The MMA world may know Anthony “Showtime” Pettis for his Showtime kick, but my first major introduction to him came three years ago when he was featured on an episode of the docu-series, World of Jenks.
As filmmaker Andrew Jenks took us through a week in Showtime’s life, we learned that Pettis was helping to care for his mother and brother while finding time to teach tae kwon do to the little kids in his hometown of Milwaukee.
We also learned that he was being haunted by the memories of the news that his father was killed in a home invasion when he was 16.

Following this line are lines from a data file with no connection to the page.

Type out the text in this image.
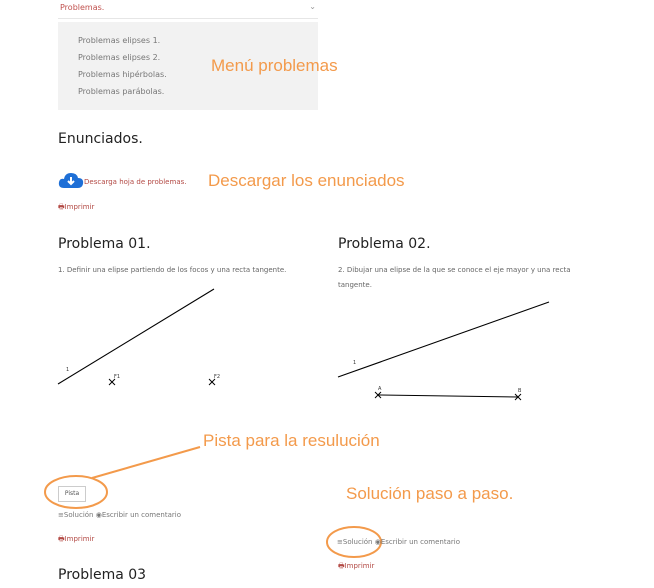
Problemas.	⌄
Problemas elipses 1.
Problemas elipses 2.
Problemas hipérbolas.
Problemas parábolas.
Menú problemas
Enunciados.
Descarga hoja de problemas. Descargar los enunciados
🖶Imprimir
Problema 01.
1. Definir una elipse partiendo de los focos y una recta tangente.
1
F1	F2
1
A	B
Pista para la resulución
Pista
≡Solución ◉Escribir un comentario
🖶Imprimir
Problema 02.
2. Dibujar una elipse de la que se conoce el eje mayor y una recta
tangente.
Solución paso a paso.
≡Solución ◉Escribir un comentario
🖶Imprimir
Problema 03
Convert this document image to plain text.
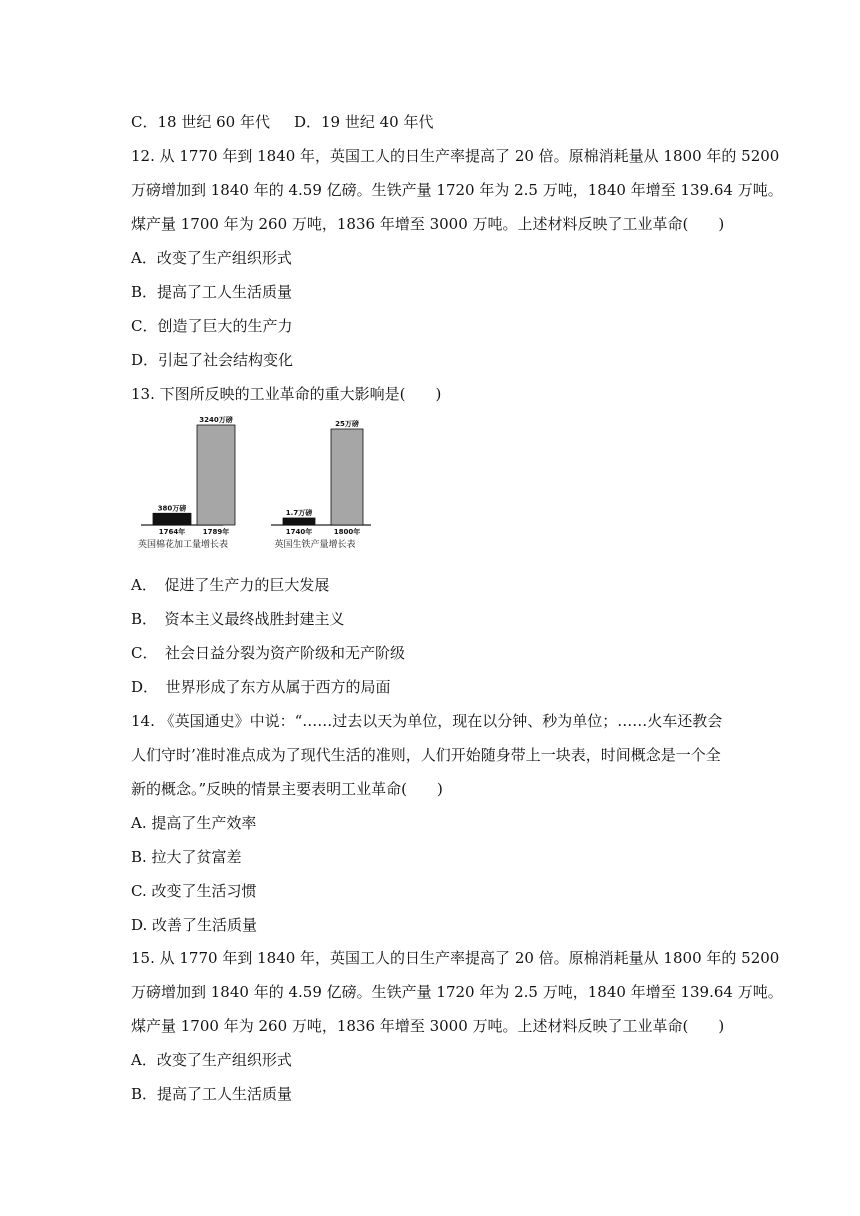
C．18 世纪 60 年代 D．19 世纪 40 年代
12. 从 1770 年到 1840 年，英国工人的日生产率提高了 20 倍。原棉消耗量从 1800 年的 5200
万磅增加到 1840 年的 4.59 亿磅。生铁产量 1720 年为 2.5 万吨，1840 年增至 139.64 万吨。
煤产量 1700 年为 260 万吨，1836 年增至 3000 万吨。上述材料反映了工业革命(　　)
A．改变了生产组织形式
B．提高了工人生活质量
C．创造了巨大的生产力
D．引起了社会结构变化
13. 下图所反映的工业革命的重大影响是(　　)
380万磅
1764年
3240万磅
1789年
英国棉花加工量增长表
1.7万磅
1740年
25万磅
1800年
英国生铁产量增长表
A．　促进了生产力的巨大发展
B．　资本主义最终战胜封建主义
C．　社会日益分裂为资产阶级和无产阶级
D．　世界形成了东方从属于西方的局面
14. 《英国通史》中说：“……过去以天为单位，现在以分钟、秒为单位；……火车还教会
人们守时’准时准点成为了现代生活的准则，人们开始随身带上一块表，时间概念是一个全
新的概念。”反映的情景主要表明工业革命(　　)
A. 提高了生产效率
B. 拉大了贫富差
C. 改变了生活习惯
D. 改善了生活质量
15. 从 1770 年到 1840 年，英国工人的日生产率提高了 20 倍。原棉消耗量从 1800 年的 5200
万磅增加到 1840 年的 4.59 亿磅。生铁产量 1720 年为 2.5 万吨，1840 年增至 139.64 万吨。
煤产量 1700 年为 260 万吨，1836 年增至 3000 万吨。上述材料反映了工业革命(　　)
A．改变了生产组织形式
B．提高了工人生活质量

Watching the documentary made it impossible not to root for Pettis to become a hero in his hometown. And thanks to his versatile style, he became UFC lightweight champion in his hometown.
“I grew up coming to this arena,” said Pettis to Joe Rogan after the fight. “I remember sitting in the nosebleeds. So this is for all you in the nosebleeds.”
The way he connected and switched from left to right made it feel like he was using his feet for hands. It was that effortless — similar to the way his ground game was good enough to avoid being pounded and still submit someone from his back.
Just ask the former champion Benson Henderson why he had to verbally tap when Pettis “felt his arm snap.” Or how he felt when Showtime ran up the cage and dropped him with a kick to the jaw the first time they met.
But the best part about it is that he showcased an incredible focus that outshined the flash that comes with his nickname. Which is why it’s no surprise that having his injuries questioned by Jose Aldo’s coach, fueled him to call out the featherweight champ for a rare UFC super-fight.
Give Showtime a few months with about 10 pounds to cut, and we could be seeing the man from Milwaukee raising two belts.